This SMA aims at simulating the spreading of a disease, following the SEIRS model.
The main goal is focused on reproductibility and aim to display what is essential to design and share so our work and results can be reproducted and re-used by others persons.
## Entities, states variables and scales
### Scales
The simulation is executed on a squared environment mesured with an abstract unit size.

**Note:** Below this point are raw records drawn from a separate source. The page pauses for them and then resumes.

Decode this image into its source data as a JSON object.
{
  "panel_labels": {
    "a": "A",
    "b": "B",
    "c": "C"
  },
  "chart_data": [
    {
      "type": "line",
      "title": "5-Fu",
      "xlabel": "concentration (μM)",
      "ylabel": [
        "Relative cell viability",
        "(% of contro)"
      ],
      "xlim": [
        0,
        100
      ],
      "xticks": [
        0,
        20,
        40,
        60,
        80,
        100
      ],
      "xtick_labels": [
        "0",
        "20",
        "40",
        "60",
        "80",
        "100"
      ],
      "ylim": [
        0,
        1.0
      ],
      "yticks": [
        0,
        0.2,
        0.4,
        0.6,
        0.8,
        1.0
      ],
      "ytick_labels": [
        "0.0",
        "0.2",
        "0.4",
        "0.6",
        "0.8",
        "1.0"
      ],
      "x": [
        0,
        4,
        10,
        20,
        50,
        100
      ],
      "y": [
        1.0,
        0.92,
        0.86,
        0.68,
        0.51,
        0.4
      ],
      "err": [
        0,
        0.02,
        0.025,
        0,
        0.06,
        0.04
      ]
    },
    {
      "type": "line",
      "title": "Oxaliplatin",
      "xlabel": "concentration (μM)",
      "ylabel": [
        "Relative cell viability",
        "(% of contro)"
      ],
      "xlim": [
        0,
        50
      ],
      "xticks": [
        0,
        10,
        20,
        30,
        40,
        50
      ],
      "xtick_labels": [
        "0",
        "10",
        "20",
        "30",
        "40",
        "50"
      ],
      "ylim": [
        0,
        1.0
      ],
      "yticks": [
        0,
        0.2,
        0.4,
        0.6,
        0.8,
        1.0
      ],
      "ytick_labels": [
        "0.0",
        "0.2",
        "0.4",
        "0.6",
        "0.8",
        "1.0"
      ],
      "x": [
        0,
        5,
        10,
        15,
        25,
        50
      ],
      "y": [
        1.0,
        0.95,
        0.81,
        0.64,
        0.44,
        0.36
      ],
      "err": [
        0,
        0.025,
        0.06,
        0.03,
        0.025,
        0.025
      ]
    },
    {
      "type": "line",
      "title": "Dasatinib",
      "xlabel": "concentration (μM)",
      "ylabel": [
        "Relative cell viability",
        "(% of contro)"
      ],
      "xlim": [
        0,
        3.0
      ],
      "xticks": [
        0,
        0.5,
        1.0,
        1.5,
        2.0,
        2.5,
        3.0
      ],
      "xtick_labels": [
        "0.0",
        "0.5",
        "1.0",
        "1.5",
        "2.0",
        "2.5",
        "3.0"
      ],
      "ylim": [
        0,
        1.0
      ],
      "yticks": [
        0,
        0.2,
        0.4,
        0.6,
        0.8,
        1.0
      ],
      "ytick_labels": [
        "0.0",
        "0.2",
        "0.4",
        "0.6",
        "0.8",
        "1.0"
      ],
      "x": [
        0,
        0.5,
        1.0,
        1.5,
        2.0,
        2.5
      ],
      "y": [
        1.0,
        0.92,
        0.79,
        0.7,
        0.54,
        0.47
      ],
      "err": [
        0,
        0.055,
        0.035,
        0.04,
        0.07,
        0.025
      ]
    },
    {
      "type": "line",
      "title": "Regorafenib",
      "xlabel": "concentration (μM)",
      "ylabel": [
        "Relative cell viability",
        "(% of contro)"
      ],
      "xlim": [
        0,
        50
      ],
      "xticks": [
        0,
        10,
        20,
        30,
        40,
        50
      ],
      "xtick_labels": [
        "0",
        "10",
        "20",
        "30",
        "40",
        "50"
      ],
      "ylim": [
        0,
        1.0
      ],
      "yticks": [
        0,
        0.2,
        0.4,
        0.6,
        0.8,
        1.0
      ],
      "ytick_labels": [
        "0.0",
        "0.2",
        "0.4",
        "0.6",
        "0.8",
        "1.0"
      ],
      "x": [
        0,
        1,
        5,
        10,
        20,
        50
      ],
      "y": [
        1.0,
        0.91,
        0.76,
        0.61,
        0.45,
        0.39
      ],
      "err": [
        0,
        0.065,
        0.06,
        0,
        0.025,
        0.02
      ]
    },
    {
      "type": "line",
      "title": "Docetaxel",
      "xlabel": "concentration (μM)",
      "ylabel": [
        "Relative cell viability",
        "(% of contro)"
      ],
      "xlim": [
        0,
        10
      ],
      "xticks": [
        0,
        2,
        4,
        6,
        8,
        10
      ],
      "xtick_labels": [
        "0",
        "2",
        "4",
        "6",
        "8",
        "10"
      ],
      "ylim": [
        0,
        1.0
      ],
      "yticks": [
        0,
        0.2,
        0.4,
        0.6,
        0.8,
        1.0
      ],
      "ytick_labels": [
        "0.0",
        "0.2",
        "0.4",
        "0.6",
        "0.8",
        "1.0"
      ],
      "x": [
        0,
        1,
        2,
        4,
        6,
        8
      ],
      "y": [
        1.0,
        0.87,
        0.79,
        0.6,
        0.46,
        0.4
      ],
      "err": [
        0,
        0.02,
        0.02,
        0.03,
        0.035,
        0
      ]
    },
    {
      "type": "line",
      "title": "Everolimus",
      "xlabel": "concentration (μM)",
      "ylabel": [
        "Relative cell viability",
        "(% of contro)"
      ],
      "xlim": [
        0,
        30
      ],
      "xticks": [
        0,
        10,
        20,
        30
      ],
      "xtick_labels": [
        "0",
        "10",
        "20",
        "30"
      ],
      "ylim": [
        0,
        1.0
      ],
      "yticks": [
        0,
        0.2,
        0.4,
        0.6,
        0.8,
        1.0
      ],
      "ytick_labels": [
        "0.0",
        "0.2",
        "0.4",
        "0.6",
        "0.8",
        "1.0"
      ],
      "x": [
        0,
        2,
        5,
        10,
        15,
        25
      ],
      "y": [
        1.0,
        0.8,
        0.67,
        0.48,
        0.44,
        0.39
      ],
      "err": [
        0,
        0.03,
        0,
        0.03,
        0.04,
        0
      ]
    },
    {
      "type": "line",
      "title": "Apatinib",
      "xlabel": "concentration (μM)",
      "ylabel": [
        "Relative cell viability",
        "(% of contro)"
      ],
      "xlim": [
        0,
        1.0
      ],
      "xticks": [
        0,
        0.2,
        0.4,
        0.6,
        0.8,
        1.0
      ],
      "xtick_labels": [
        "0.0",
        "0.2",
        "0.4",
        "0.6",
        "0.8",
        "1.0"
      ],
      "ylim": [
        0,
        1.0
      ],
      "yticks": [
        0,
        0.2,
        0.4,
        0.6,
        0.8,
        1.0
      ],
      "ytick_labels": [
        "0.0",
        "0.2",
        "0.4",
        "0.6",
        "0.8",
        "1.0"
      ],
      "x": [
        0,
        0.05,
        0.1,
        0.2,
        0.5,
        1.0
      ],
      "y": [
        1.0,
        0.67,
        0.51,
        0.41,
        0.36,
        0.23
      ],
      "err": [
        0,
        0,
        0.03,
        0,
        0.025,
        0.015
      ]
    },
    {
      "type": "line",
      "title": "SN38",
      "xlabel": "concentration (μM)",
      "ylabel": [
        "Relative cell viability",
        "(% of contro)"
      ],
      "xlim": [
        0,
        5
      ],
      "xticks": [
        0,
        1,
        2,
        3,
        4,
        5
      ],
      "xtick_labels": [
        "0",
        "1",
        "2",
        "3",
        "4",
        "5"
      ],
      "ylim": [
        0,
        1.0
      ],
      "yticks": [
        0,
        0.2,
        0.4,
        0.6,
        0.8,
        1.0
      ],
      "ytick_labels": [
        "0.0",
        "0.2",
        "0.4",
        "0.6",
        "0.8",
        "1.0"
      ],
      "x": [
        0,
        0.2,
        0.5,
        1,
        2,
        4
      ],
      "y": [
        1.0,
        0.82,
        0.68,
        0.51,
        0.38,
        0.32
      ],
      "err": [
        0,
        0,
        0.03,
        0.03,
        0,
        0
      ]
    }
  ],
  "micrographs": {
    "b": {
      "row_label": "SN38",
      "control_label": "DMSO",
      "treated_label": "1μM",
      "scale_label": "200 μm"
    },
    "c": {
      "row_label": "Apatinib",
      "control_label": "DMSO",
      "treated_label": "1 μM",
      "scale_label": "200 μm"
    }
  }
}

Size is configurable and there is no minimum or maximum.
In the (optionnal) graphical interpreation, each unit is represented by one pixel.
The simulation step is also an abstract unit and does not represent any real life unit.
The environment can be parametrable to have bounds, wich means that they can't go above the edges. If deactivated, agents wrap to the other side when they go pass a border.
### Entities
There is only one kind of entity in the environment, the **SEIRSAgent**.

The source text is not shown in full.